Wednesday, July 03, 2013

No Triangles Allowed

Times out and quorums 6-0 / Skju

Adminned at 06 Jul 2013 07:09:33 UTC


Consider Atoms A, B, C where:
{A}:::{B} = 1,
{B}:::{C} = 1,
{A} does not equal {C},
and A, B, and C are all in the same Domain.

If {A}:::{B}, then A and B must each have two essential letters, and may not share any between themselves.

Thus, there are only 3! = 6 possible atoms that A can bond with, and B is one of them. The situation is the same for B and C, respectively.

Consider then A and C. A has occupied two of the Essential Letters, and B has occupied an additional two discreet from A’s. There is only one Letter left in the set of five; thus, C must take an Essential Letter already in use by A (not B because it has been previously stated that {B}:::{C}), and therefore {A}:::{C} = 0.
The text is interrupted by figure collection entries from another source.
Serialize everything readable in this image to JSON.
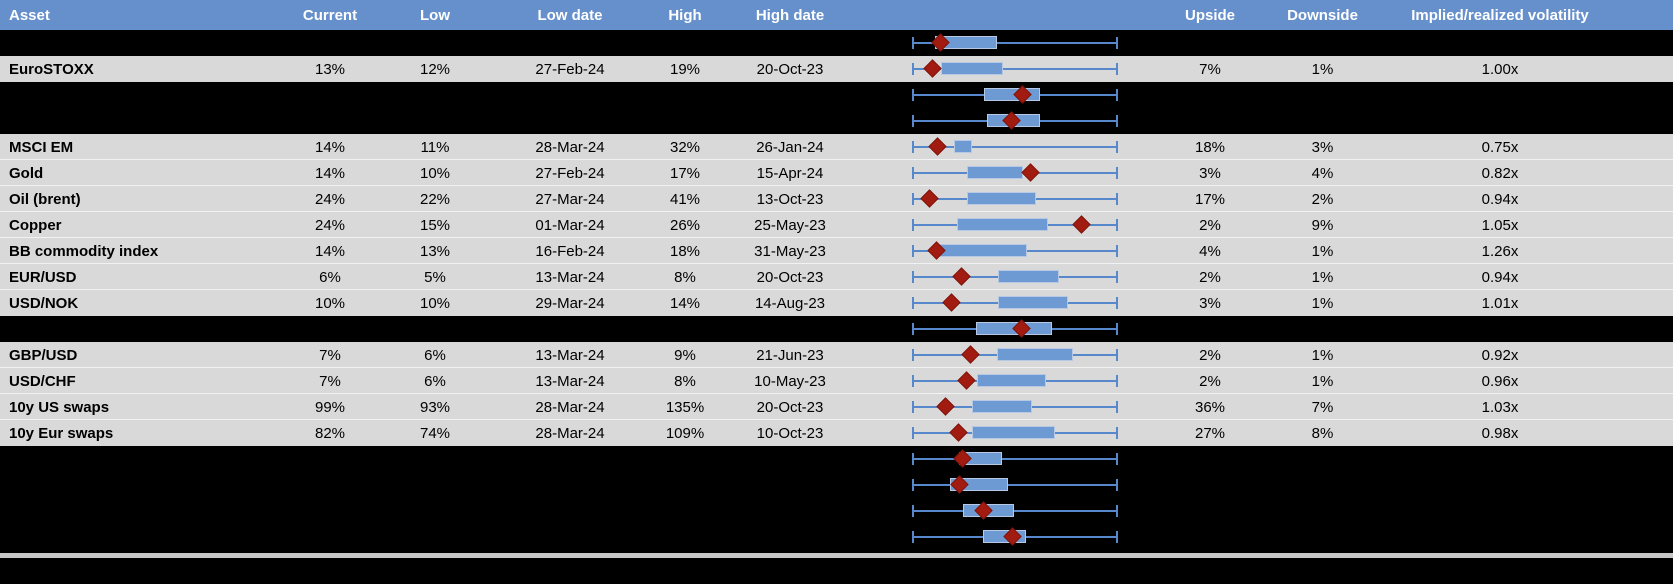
{
  "table": {
    "columns": {
      "asset": "Asset",
      "current": "Current",
      "low": "Low",
      "low_date": "Low date",
      "high": "High",
      "high_date": "High date",
      "chart": "",
      "upside": "Upside",
      "downside": "Downside",
      "impl_real": "Implied/realized volatility"
    }
  },
  "colors": {
    "header_bg": "#6690CB",
    "row_gray": "#D9D9D9",
    "row_black": "#000000",
    "box_blue": "#6E9AD3",
    "whisker_blue": "#5888CC",
    "diamond_red": "#A11B10",
    "separator_gray": "#C6C6C6"
  },
  "rows": [
    {
      "type": "black",
      "asset": "",
      "current": "",
      "low": "",
      "low_date": "",
      "high": "",
      "high_date": "",
      "upside": "",
      "downside": "",
      "impl_real": "",
      "chart": {
        "box": [
          0.108,
          0.41
        ],
        "marker": 0.137
      }
    },
    {
      "type": "data",
      "asset": "EuroSTOXX",
      "current": "13%",
      "low": "12%",
      "low_date": "27-Feb-24",
      "high": "19%",
      "high_date": "20-Oct-23",
      "upside": "7%",
      "downside": "1%",
      "impl_real": "1.00x",
      "chart": {
        "box": [
          0.135,
          0.443
        ],
        "marker": 0.095
      }
    },
    {
      "type": "black",
      "asset": "",
      "current": "",
      "low": "",
      "low_date": "",
      "high": "",
      "high_date": "",
      "upside": "",
      "downside": "",
      "impl_real": "",
      "chart": {
        "box": [
          0.35,
          0.623
        ],
        "marker": 0.536
      }
    },
    {
      "type": "black",
      "asset": "",
      "current": "",
      "low": "",
      "low_date": "",
      "high": "",
      "high_date": "",
      "upside": "",
      "downside": "",
      "impl_real": "",
      "chart": {
        "box": [
          0.361,
          0.623
        ],
        "marker": 0.485
      }
    },
    {
      "type": "data",
      "asset": "MSCI EM",
      "current": "14%",
      "low": "11%",
      "low_date": "28-Mar-24",
      "high": "32%",
      "high_date": "26-Jan-24",
      "upside": "18%",
      "downside": "3%",
      "impl_real": "0.75x",
      "chart": {
        "box": [
          0.2,
          0.29
        ],
        "marker": 0.122
      }
    },
    {
      "type": "data",
      "asset": "Gold",
      "current": "14%",
      "low": "10%",
      "low_date": "27-Feb-24",
      "high": "17%",
      "high_date": "15-Apr-24",
      "upside": "3%",
      "downside": "4%",
      "impl_real": "0.82x",
      "chart": {
        "box": [
          0.263,
          0.538
        ],
        "marker": 0.577
      }
    },
    {
      "type": "data",
      "asset": "Oil (brent)",
      "current": "24%",
      "low": "22%",
      "low_date": "27-Mar-24",
      "high": "41%",
      "high_date": "13-Oct-23",
      "upside": "17%",
      "downside": "2%",
      "impl_real": "0.94x",
      "chart": {
        "box": [
          0.263,
          0.603
        ],
        "marker": 0.083
      }
    },
    {
      "type": "data",
      "asset": "Copper",
      "current": "24%",
      "low": "15%",
      "low_date": "01-Mar-24",
      "high": "26%",
      "high_date": "25-May-23",
      "upside": "2%",
      "downside": "9%",
      "impl_real": "1.05x",
      "chart": {
        "box": [
          0.217,
          0.66
        ],
        "marker": 0.827
      }
    },
    {
      "type": "data",
      "asset": "BB commodity index",
      "current": "14%",
      "low": "13%",
      "low_date": "16-Feb-24",
      "high": "18%",
      "high_date": "31-May-23",
      "upside": "4%",
      "downside": "1%",
      "impl_real": "1.26x",
      "chart": {
        "box": [
          0.129,
          0.557
        ],
        "marker": 0.116
      }
    },
    {
      "type": "data",
      "asset": "EUR/USD",
      "current": "6%",
      "low": "5%",
      "low_date": "13-Mar-24",
      "high": "8%",
      "high_date": "20-Oct-23",
      "upside": "2%",
      "downside": "1%",
      "impl_real": "0.94x",
      "chart": {
        "box": [
          0.418,
          0.717
        ],
        "marker": 0.239
      }
    },
    {
      "type": "data",
      "asset": "USD/NOK",
      "current": "10%",
      "low": "10%",
      "low_date": "29-Mar-24",
      "high": "14%",
      "high_date": "14-Aug-23",
      "upside": "3%",
      "downside": "1%",
      "impl_real": "1.01x",
      "chart": {
        "box": [
          0.418,
          0.761
        ],
        "marker": 0.19
      }
    },
    {
      "type": "black",
      "asset": "",
      "current": "",
      "low": "",
      "low_date": "",
      "high": "",
      "high_date": "",
      "upside": "",
      "downside": "",
      "impl_real": "",
      "chart": {
        "box": [
          0.309,
          0.68
        ],
        "marker": 0.533
      }
    },
    {
      "type": "data",
      "asset": "GBP/USD",
      "current": "7%",
      "low": "6%",
      "low_date": "13-Mar-24",
      "high": "9%",
      "high_date": "21-Jun-23",
      "upside": "2%",
      "downside": "1%",
      "impl_real": "0.92x",
      "chart": {
        "box": [
          0.41,
          0.786
        ],
        "marker": 0.283
      }
    },
    {
      "type": "data",
      "asset": "USD/CHF",
      "current": "7%",
      "low": "6%",
      "low_date": "13-Mar-24",
      "high": "8%",
      "high_date": "10-May-23",
      "upside": "2%",
      "downside": "1%",
      "impl_real": "0.96x",
      "chart": {
        "box": [
          0.312,
          0.651
        ],
        "marker": 0.26
      }
    },
    {
      "type": "data",
      "asset": "10y US swaps",
      "current": "99%",
      "low": "93%",
      "low_date": "28-Mar-24",
      "high": "135%",
      "high_date": "20-Oct-23",
      "upside": "36%",
      "downside": "7%",
      "impl_real": "1.03x",
      "chart": {
        "box": [
          0.291,
          0.582
        ],
        "marker": 0.16
      }
    },
    {
      "type": "data",
      "asset": "10y Eur swaps",
      "current": "82%",
      "low": "74%",
      "low_date": "28-Mar-24",
      "high": "109%",
      "high_date": "10-Oct-23",
      "upside": "27%",
      "downside": "8%",
      "impl_real": "0.98x",
      "chart": {
        "box": [
          0.288,
          0.696
        ],
        "marker": 0.222
      }
    },
    {
      "type": "black",
      "asset": "",
      "current": "",
      "low": "",
      "low_date": "",
      "high": "",
      "high_date": "",
      "upside": "",
      "downside": "",
      "impl_real": "",
      "chart": {
        "box": [
          0.227,
          0.435
        ],
        "marker": 0.244
      }
    },
    {
      "type": "black",
      "asset": "",
      "current": "",
      "low": "",
      "low_date": "",
      "high": "",
      "high_date": "",
      "upside": "",
      "downside": "",
      "impl_real": "",
      "chart": {
        "box": [
          0.181,
          0.464
        ],
        "marker": 0.227
      }
    },
    {
      "type": "black",
      "asset": "",
      "current": "",
      "low": "",
      "low_date": "",
      "high": "",
      "high_date": "",
      "upside": "",
      "downside": "",
      "impl_real": "",
      "chart": {
        "box": [
          0.244,
          0.497
        ],
        "marker": 0.345
      }
    },
    {
      "type": "black",
      "asset": "",
      "current": "",
      "low": "",
      "low_date": "",
      "high": "",
      "high_date": "",
      "upside": "",
      "downside": "",
      "impl_real": "",
      "chart": {
        "box": [
          0.342,
          0.554
        ],
        "marker": 0.489
      }
    }
  ],
  "chart_data": {
    "type": "table",
    "title": "Implied volatility: current level vs 1-year range",
    "columns": [
      "Asset",
      "Current",
      "Low",
      "Low date",
      "High",
      "High date",
      "Upside",
      "Downside",
      "Implied/realized volatility"
    ],
    "rows": [
      [
        "EuroSTOXX",
        "13%",
        "12%",
        "27-Feb-24",
        "19%",
        "20-Oct-23",
        "7%",
        "1%",
        "1.00x"
      ],
      [
        "MSCI EM",
        "14%",
        "11%",
        "28-Mar-24",
        "32%",
        "26-Jan-24",
        "18%",
        "3%",
        "0.75x"
      ],
      [
        "Gold",
        "14%",
        "10%",
        "27-Feb-24",
        "17%",
        "15-Apr-24",
        "3%",
        "4%",
        "0.82x"
      ],
      [
        "Oil (brent)",
        "24%",
        "22%",
        "27-Mar-24",
        "41%",
        "13-Oct-23",
        "17%",
        "2%",
        "0.94x"
      ],
      [
        "Copper",
        "24%",
        "15%",
        "01-Mar-24",
        "26%",
        "25-May-23",
        "2%",
        "9%",
        "1.05x"
      ],
      [
        "BB commodity index",
        "14%",
        "13%",
        "16-Feb-24",
        "18%",
        "31-May-23",
        "4%",
        "1%",
        "1.26x"
      ],
      [
        "EUR/USD",
        "6%",
        "5%",
        "13-Mar-24",
        "8%",
        "20-Oct-23",
        "2%",
        "1%",
        "0.94x"
      ],
      [
        "USD/NOK",
        "10%",
        "10%",
        "29-Mar-24",
        "14%",
        "14-Aug-23",
        "3%",
        "1%",
        "1.01x"
      ],
      [
        "GBP/USD",
        "7%",
        "6%",
        "13-Mar-24",
        "9%",
        "21-Jun-23",
        "2%",
        "1%",
        "0.92x"
      ],
      [
        "USD/CHF",
        "7%",
        "6%",
        "13-Mar-24",
        "8%",
        "10-May-23",
        "2%",
        "1%",
        "0.96x"
      ],
      [
        "10y US swaps",
        "99%",
        "93%",
        "28-Mar-24",
        "135%",
        "20-Oct-23",
        "36%",
        "7%",
        "1.03x"
      ],
      [
        "10y Eur swaps",
        "82%",
        "74%",
        "28-Mar-24",
        "109%",
        "10-Oct-23",
        "27%",
        "8%",
        "0.98x"
      ]
    ],
    "boxplot_column": {
      "description": "Horizontal box plots, whisker spans full 1y range normalized 0-1; blue box = mid range; red diamond = current level",
      "range": [
        0,
        1
      ],
      "series": [
        {
          "asset": "",
          "box": [
            0.108,
            0.41
          ],
          "marker": 0.137
        },
        {
          "asset": "EuroSTOXX",
          "box": [
            0.135,
            0.443
          ],
          "marker": 0.095
        },
        {
          "asset": "",
          "box": [
            0.35,
            0.623
          ],
          "marker": 0.536
        },
        {
          "asset": "",
          "box": [
            0.361,
            0.623
          ],
          "marker": 0.485
        },
        {
          "asset": "MSCI EM",
          "box": [
            0.2,
            0.29
          ],
          "marker": 0.122
        },
        {
          "asset": "Gold",
          "box": [
            0.263,
            0.538
          ],
          "marker": 0.577
        },
        {
          "asset": "Oil (brent)",
          "box": [
            0.263,
            0.603
          ],
          "marker": 0.083
        },
        {
          "asset": "Copper",
          "box": [
            0.217,
            0.66
          ],
          "marker": 0.827
        },
        {
          "asset": "BB commodity index",
          "box": [
            0.129,
            0.557
          ],
          "marker": 0.116
        },
        {
          "asset": "EUR/USD",
          "box": [
            0.418,
            0.717
          ],
          "marker": 0.239
        },
        {
          "asset": "USD/NOK",
          "box": [
            0.418,
            0.761
          ],
          "marker": 0.19
        },
        {
          "asset": "",
          "box": [
            0.309,
            0.68
          ],
          "marker": 0.533
        },
        {
          "asset": "GBP/USD",
          "box": [
            0.41,
            0.786
          ],
          "marker": 0.283
        },
        {
          "asset": "USD/CHF",
          "box": [
            0.312,
            0.651
          ],
          "marker": 0.26
        },
        {
          "asset": "10y US swaps",
          "box": [
            0.291,
            0.582
          ],
          "marker": 0.16
        },
        {
          "asset": "10y Eur swaps",
          "box": [
            0.288,
            0.696
          ],
          "marker": 0.222
        },
        {
          "asset": "",
          "box": [
            0.227,
            0.435
          ],
          "marker": 0.244
        },
        {
          "asset": "",
          "box": [
            0.181,
            0.464
          ],
          "marker": 0.227
        },
        {
          "asset": "",
          "box": [
            0.244,
            0.497
          ],
          "marker": 0.345
        },
        {
          "asset": "",
          "box": [
            0.342,
            0.554
          ],
          "marker": 0.489
        }
      ]
    }
  }
}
A more explicit form of the conclusion: {A}:::{B}&&{B}:::{C}&&{C}:::{A} = 0

Should anyone want to formally undertake the task, it can also be shown that the set of 20 Atoms with unique essence combinations bond into a structure resembling a dodecahedron. This realization of the triviality of the bonding structure is what inspired me to submit the Domains proposal in the first place.



07-05-2013 00:43:45 UTC

Looks correct.  for


07-05-2013 01:16:11 UTC



07-05-2013 12:01:16 UTC

for Good use of the pigenhole principle


07-05-2013 12:20:25 UTC



07-05-2013 15:48:15 UTC